The artist’s role in society has always been questioned – is it
useful, as is the case with the craft person or the cultural critic, or is it
an ‘excess’, an indulgence, a leisure activity for nought but our
aesthetic gratification? Richard
Dedomenici playfully maps what he calls the Nail Salon Belt around
London, charting social class and upward mobility within the M25 circular. Would
sociologists, urban planners and realtors benefit from Richard’s plotting?
Would they generate simulations and predictions from it? This may indeed be
true of Christian Nold’s
Bio Mapping project.
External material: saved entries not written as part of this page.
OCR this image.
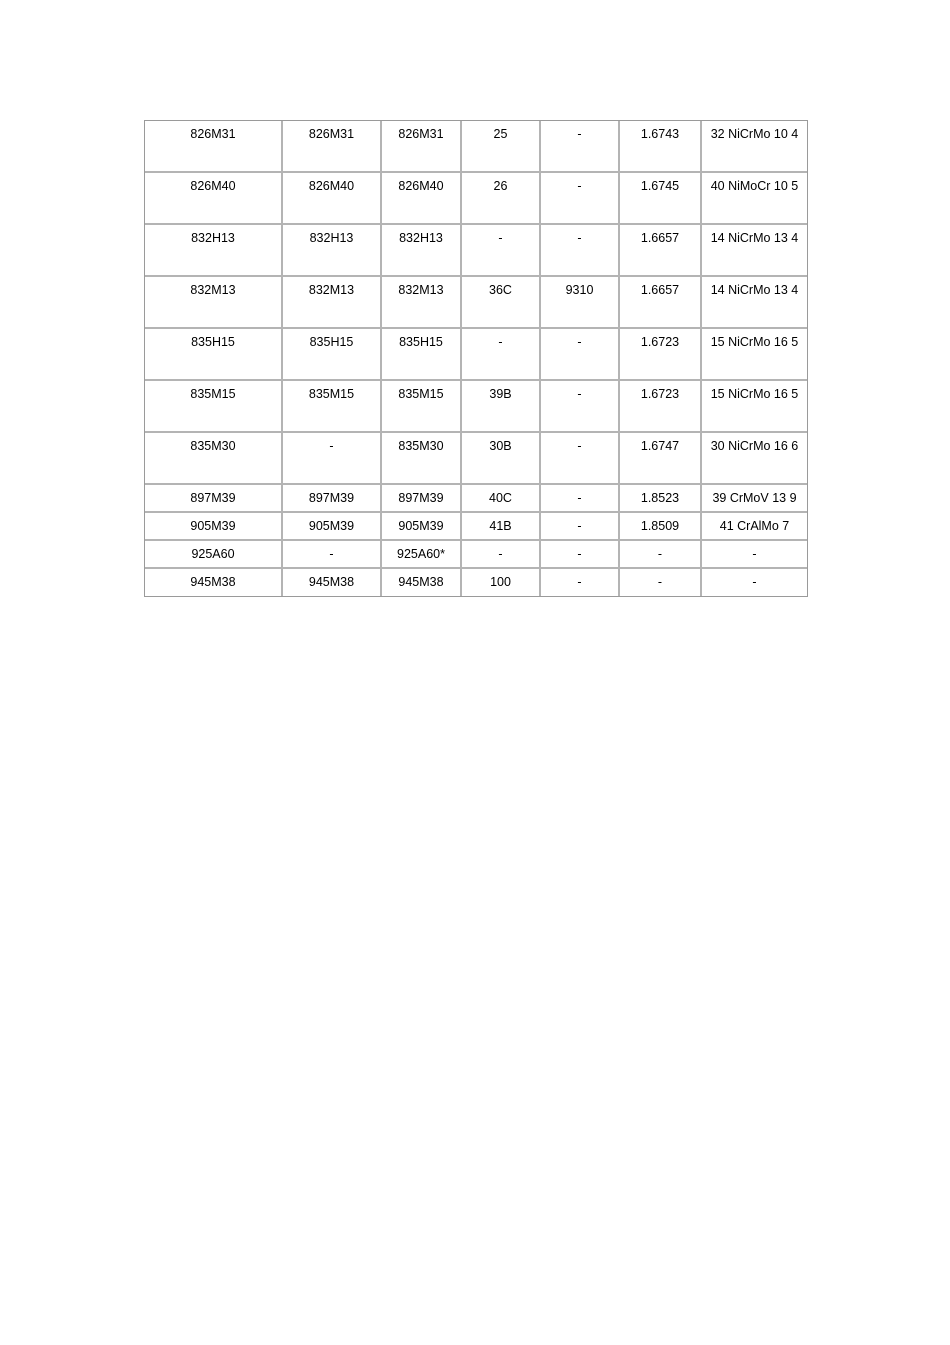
826M31	826M31	826M31	25	-	1.6743	32 NiCrMo 10 4
826M40	826M40	826M40	26	-	1.6745	40 NiMoCr 10 5
832H13	832H13	832H13	-	-	1.6657	14 NiCrMo 13 4
832M13	832M13	832M13	36C	9310	1.6657	14 NiCrMo 13 4
835H15	835H15	835H15	-	-	1.6723	15 NiCrMo 16 5
835M15	835M15	835M15	39B	-	1.6723	15 NiCrMo 16 5
835M30	-	835M30	30B	-	1.6747	30 NiCrMo 16 6
897M39	897M39	897M39	40C	-	1.8523	39 CrMoV 13 9
905M39	905M39	905M39	41B	-	1.8509	41 CrAlMo 7
925A60	-	925A60*	-	-	-	-
945M38	945M38	945M38	100	-	-	-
By pairing a GPS device with a biometric reading
apparatus (finger sensors that track your heart rate like those you might wear
in a hospital for instance), Christian can ascertain if crossing the road at
one intersection is more stressful for a pedestrian than crossing at a different
intersection a block further down the street.
The even spread across the axes of the use-value of the data, the open or closed
approach to the presentation of the data, and the subjective or distanced engagement
with the content of the data itself is what promises to be the most interesting
angles and points of tension in this exhibition. While data is the medium in
which all of the artists work, the methods they employ vastly change the meaning
of the data they have gathered, and hence allow room for a reflection on how
it is we experience information itself.